Para penari laki-laki bergerak pelan, meliuk, lalu sesekali beralih ke gerakan cepat dan dinamis. Sejak awal hingga akhir, koreografer tampak berupaya mengeksplorasi berbagai bentuk gerak, saling mengisi, serta membangun komposisi melalui lompatan, rangkulan, lepas, dan lari. Pertunjukan ditutup dengan adegan dua penari laki-laki menyeret tubuh penari perempuan di lantai.

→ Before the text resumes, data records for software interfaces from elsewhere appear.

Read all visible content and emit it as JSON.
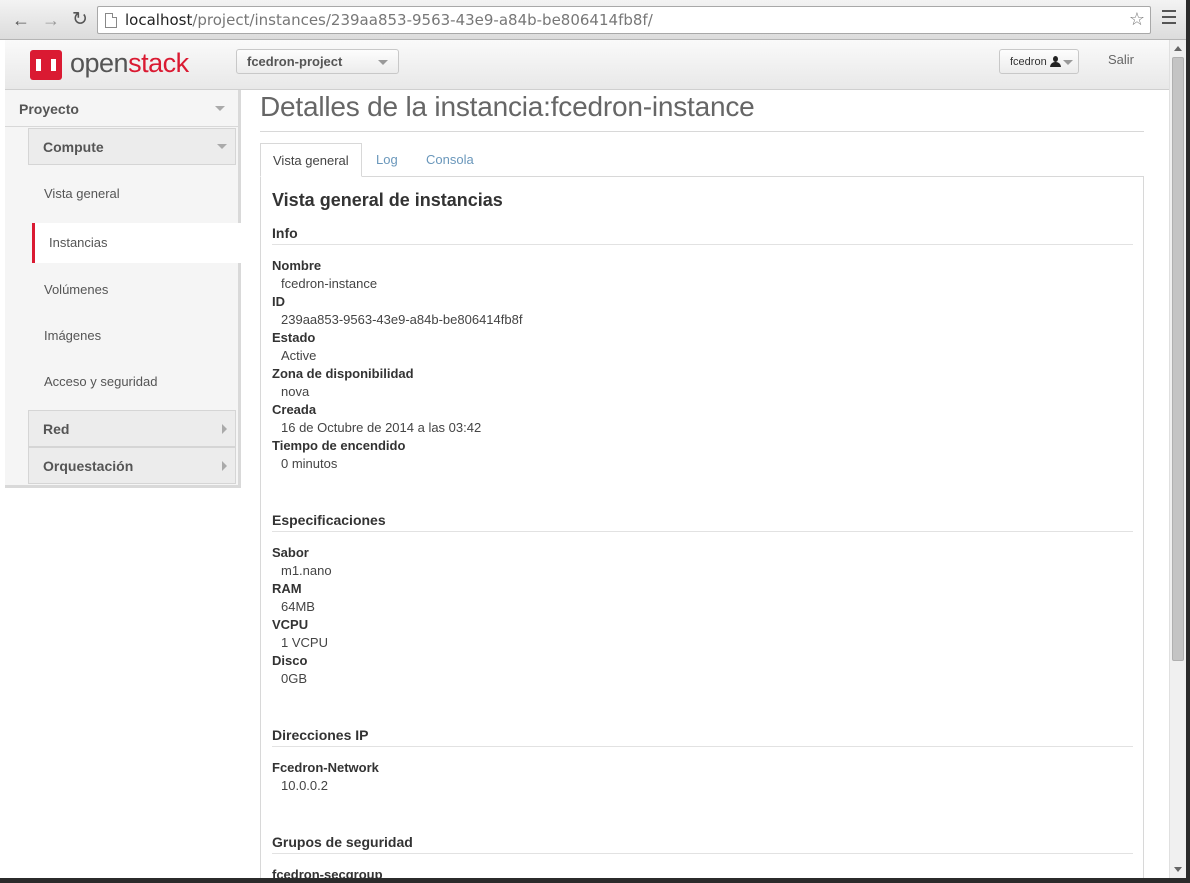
{
  "browser": {
    "url_host": "localhost",
    "url_path": "/project/instances/239aa853-9563-43e9-a84b-be806414fb8f/"
  },
  "header": {
    "logo_open": "open",
    "logo_stack": "stack",
    "project": "fcedron-project",
    "user": "fcedron",
    "logout": "Salir"
  },
  "sidebar": {
    "project": "Proyecto",
    "compute": "Compute",
    "items": [
      {
        "label": "Vista general"
      },
      {
        "label": "Instancias"
      },
      {
        "label": "Volúmenes"
      },
      {
        "label": "Imágenes"
      },
      {
        "label": "Acceso y seguridad"
      }
    ],
    "red": "Red",
    "orquestacion": "Orquestación"
  },
  "main": {
    "title": "Detalles de la instancia:fcedron-instance",
    "tabs": [
      {
        "label": "Vista general"
      },
      {
        "label": "Log"
      },
      {
        "label": "Consola"
      }
    ],
    "overview_title": "Vista general de instancias",
    "info": {
      "heading": "Info",
      "fields": [
        {
          "label": "Nombre",
          "value": "fcedron-instance"
        },
        {
          "label": "ID",
          "value": "239aa853-9563-43e9-a84b-be806414fb8f"
        },
        {
          "label": "Estado",
          "value": "Active"
        },
        {
          "label": "Zona de disponibilidad",
          "value": "nova"
        },
        {
          "label": "Creada",
          "value": "16 de Octubre de 2014 a las 03:42"
        },
        {
          "label": "Tiempo de encendido",
          "value": "0 minutos"
        }
      ]
    },
    "specs": {
      "heading": "Especificaciones",
      "fields": [
        {
          "label": "Sabor",
          "value": "m1.nano"
        },
        {
          "label": "RAM",
          "value": "64MB"
        },
        {
          "label": "VCPU",
          "value": "1 VCPU"
        },
        {
          "label": "Disco",
          "value": "0GB"
        }
      ]
    },
    "ip": {
      "heading": "Direcciones IP",
      "network": "Fcedron-Network",
      "address": "10.0.0.2"
    },
    "security": {
      "heading": "Grupos de seguridad",
      "group": "fcedron-secgroup"
    }
  }
}
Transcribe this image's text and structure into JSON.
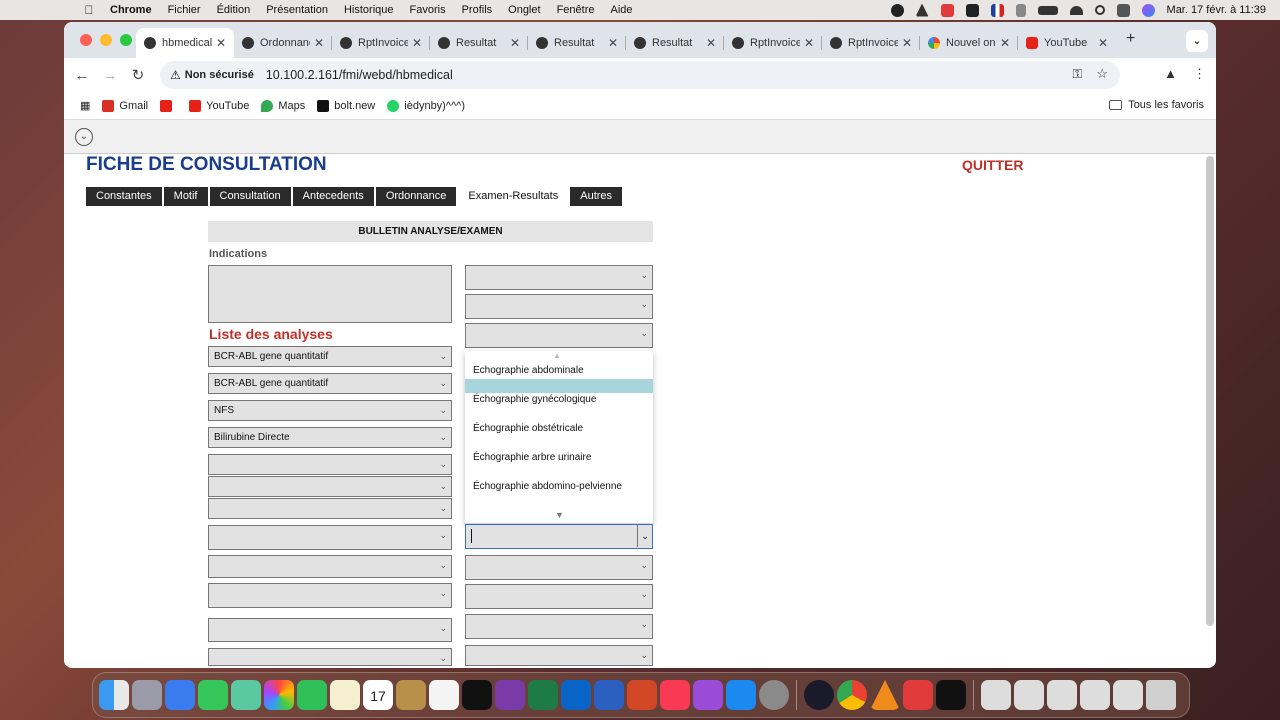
{
  "menubar": {
    "app": "Chrome",
    "items": [
      "Fichier",
      "Édition",
      "Présentation",
      "Historique",
      "Favoris",
      "Profils",
      "Onglet",
      "Fenêtre",
      "Aide"
    ],
    "datetime": "Mar. 17 févr. à  11:39"
  },
  "tabs": [
    {
      "label": "hbmedical",
      "icon": "globe-icon",
      "active": true
    },
    {
      "label": "Ordonnance",
      "icon": "globe-icon"
    },
    {
      "label": "RptInvoice",
      "icon": "globe-icon"
    },
    {
      "label": "Resultat",
      "icon": "globe-icon"
    },
    {
      "label": "Resultat",
      "icon": "globe-icon"
    },
    {
      "label": "Resultat",
      "icon": "globe-icon"
    },
    {
      "label": "RptInvoice",
      "icon": "globe-icon"
    },
    {
      "label": "RptInvoice",
      "icon": "globe-icon"
    },
    {
      "label": "Nouvel onglet",
      "icon": "chrome-icon"
    },
    {
      "label": "YouTube",
      "icon": "youtube-icon"
    }
  ],
  "address": {
    "security": "Non sécurisé",
    "url": "10.100.2.161/fmi/webd/hbmedical"
  },
  "bookmarks": [
    {
      "label": "Gmail",
      "color": "#d93025"
    },
    {
      "label": "",
      "color": "#e62117"
    },
    {
      "label": "YouTube",
      "color": "#e62117"
    },
    {
      "label": "Maps",
      "color": "#34a853"
    },
    {
      "label": "bolt.new",
      "color": "#111111"
    },
    {
      "label": "ièdynby)^^^)",
      "color": "#25d366"
    }
  ],
  "all_bookmarks": "Tous les favoris",
  "page": {
    "title": "FICHE DE CONSULTATION",
    "quit": "QUITTER",
    "tabs": [
      "Constantes",
      "Motif",
      "Consultation",
      "Antecedents",
      "Ordonnance",
      "Examen-Resultats",
      "Autres"
    ],
    "active_tab": "Examen-Resultats",
    "bulletin_header": "BULLETIN ANALYSE/EXAMEN",
    "indications_label": "Indications",
    "analyses_label": "Liste des analyses",
    "analyses": [
      "BCR-ABL gene quantitatif",
      "BCR-ABL gene quantitatif",
      "NFS",
      "Bilirubine  Directe",
      "",
      "",
      "",
      "",
      "",
      "",
      "",
      ""
    ],
    "dropdown_options": [
      "Echographie abdominale",
      "Échographie gynécologique",
      "Échographie obstétricale",
      "Échographie arbre urinaire",
      "Échographie abdomino-pelvienne"
    ],
    "dropdown_highlighted": "Échographie gynécologique"
  },
  "colors": {
    "title": "#1a3d8f",
    "quit": "#c0302a",
    "tab_bg": "#2a2a2a",
    "highlight": "#a8d5dc"
  }
}
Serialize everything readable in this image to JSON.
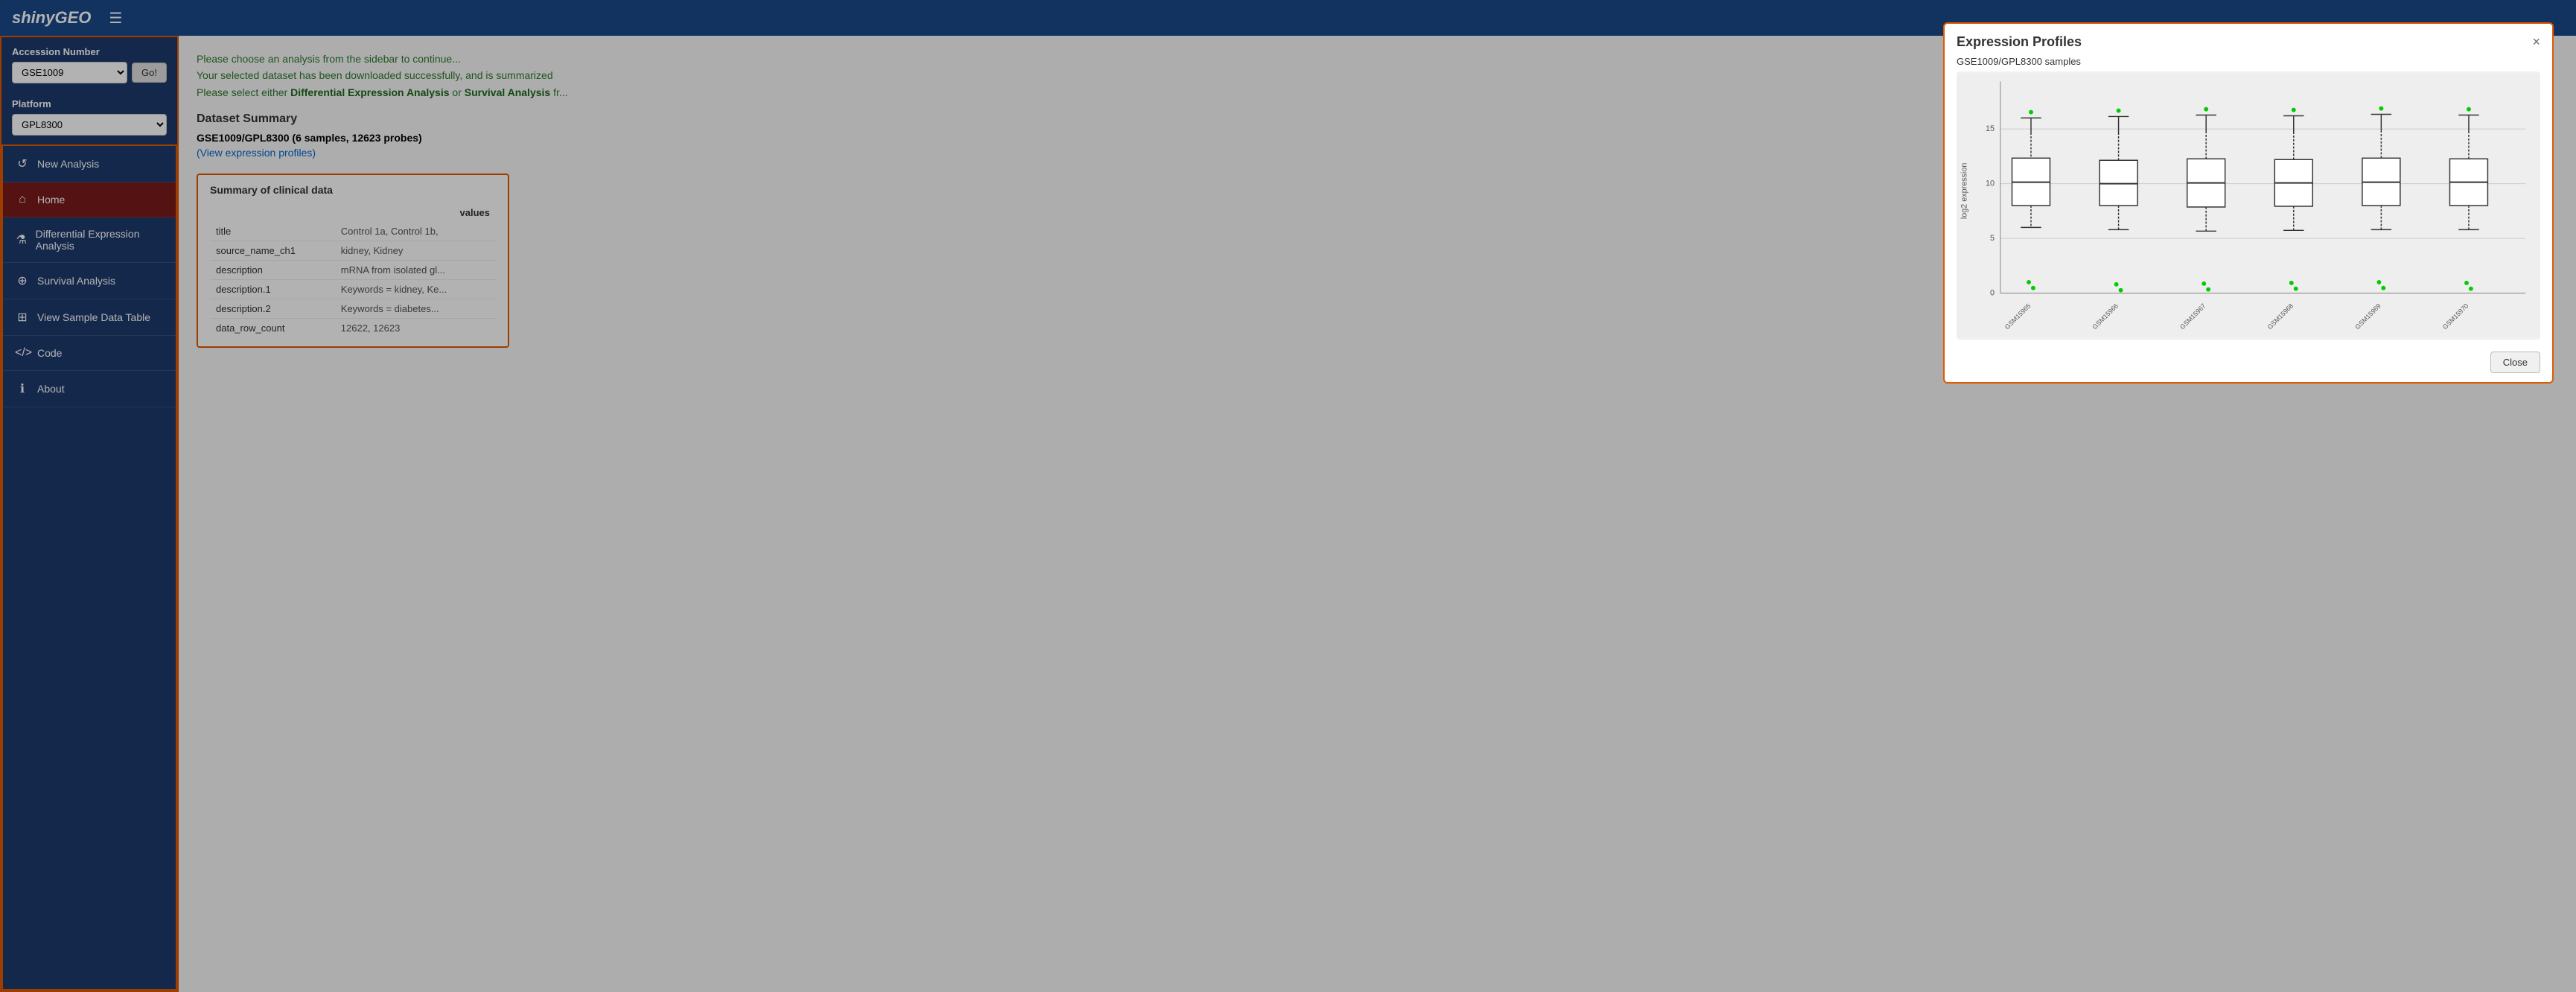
{
  "brand": "shinyGEO",
  "topnav": {
    "hamburger_icon": "☰"
  },
  "sidebar": {
    "accession_label": "Accession Number",
    "accession_value": "GSE1009",
    "go_button": "Go!",
    "platform_label": "Platform",
    "platform_value": "GPL8300",
    "nav_items": [
      {
        "id": "new-analysis",
        "icon": "↺",
        "label": "New Analysis",
        "active": false
      },
      {
        "id": "home",
        "icon": "⌂",
        "label": "Home",
        "active": true
      },
      {
        "id": "diff-expr",
        "icon": "⚗",
        "label": "Differential Expression Analysis",
        "active": false
      },
      {
        "id": "survival",
        "icon": "⊕",
        "label": "Survival Analysis",
        "active": false
      },
      {
        "id": "sample-data",
        "icon": "⊞",
        "label": "View Sample Data Table",
        "active": false
      },
      {
        "id": "code",
        "icon": "⟨⟩",
        "label": "Code",
        "active": false
      },
      {
        "id": "about",
        "icon": "ℹ",
        "label": "About",
        "active": false
      }
    ]
  },
  "content": {
    "info_text": "Please choose an analysis from the sidebar to continue...",
    "info_subtext_1": "Your selected dataset has been downloaded successfully, and is summarized",
    "info_subtext_2": "Please select either",
    "info_highlight_1": "Differential Expression Analysis",
    "info_subtext_3": "or",
    "info_highlight_2": "Survival Analysis",
    "info_subtext_4": "fr...",
    "dataset_summary_heading": "Dataset Summary",
    "dataset_title": "GSE1009/GPL8300 (6 samples, 12623 probes)",
    "view_profiles_link": "(View expression profiles)",
    "clinical_heading": "Summary of clinical data",
    "clinical_col_header": "values",
    "clinical_rows": [
      {
        "field": "title",
        "value": "Control 1a, Control 1b,"
      },
      {
        "field": "source_name_ch1",
        "value": "kidney, Kidney"
      },
      {
        "field": "description",
        "value": "mRNA from isolated gl..."
      },
      {
        "field": "description.1",
        "value": "Keywords = kidney, Ke..."
      },
      {
        "field": "description.2",
        "value": "Keywords = diabetes..."
      },
      {
        "field": "data_row_count",
        "value": "12622, 12623"
      }
    ]
  },
  "modal": {
    "title": "Expression Profiles",
    "subtitle": "GSE1009/GPL8300 samples",
    "yaxis_label": "log2 expression",
    "samples": [
      "GSM15965",
      "GSM15966",
      "GSM15967",
      "GSM15968",
      "GSM15969",
      "GSM15970"
    ],
    "close_button": "Close",
    "close_x": "×",
    "yticks": [
      "0",
      "5",
      "10",
      "15"
    ]
  }
}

Deskripsi singkat tersebut merupakan bagian dari karya tari kontemporer berjudul Saruik Batali Salingkaik Baduri karya Muthia Rianti yang dipentaskan dalam perhelatan Ganggam Tari Kontemporer 3 di Taman Budaya, Minggu, 7 September 2025, bertempat di Lantai 4 Gedung Dinas Kebudayaan Sumatera Barat.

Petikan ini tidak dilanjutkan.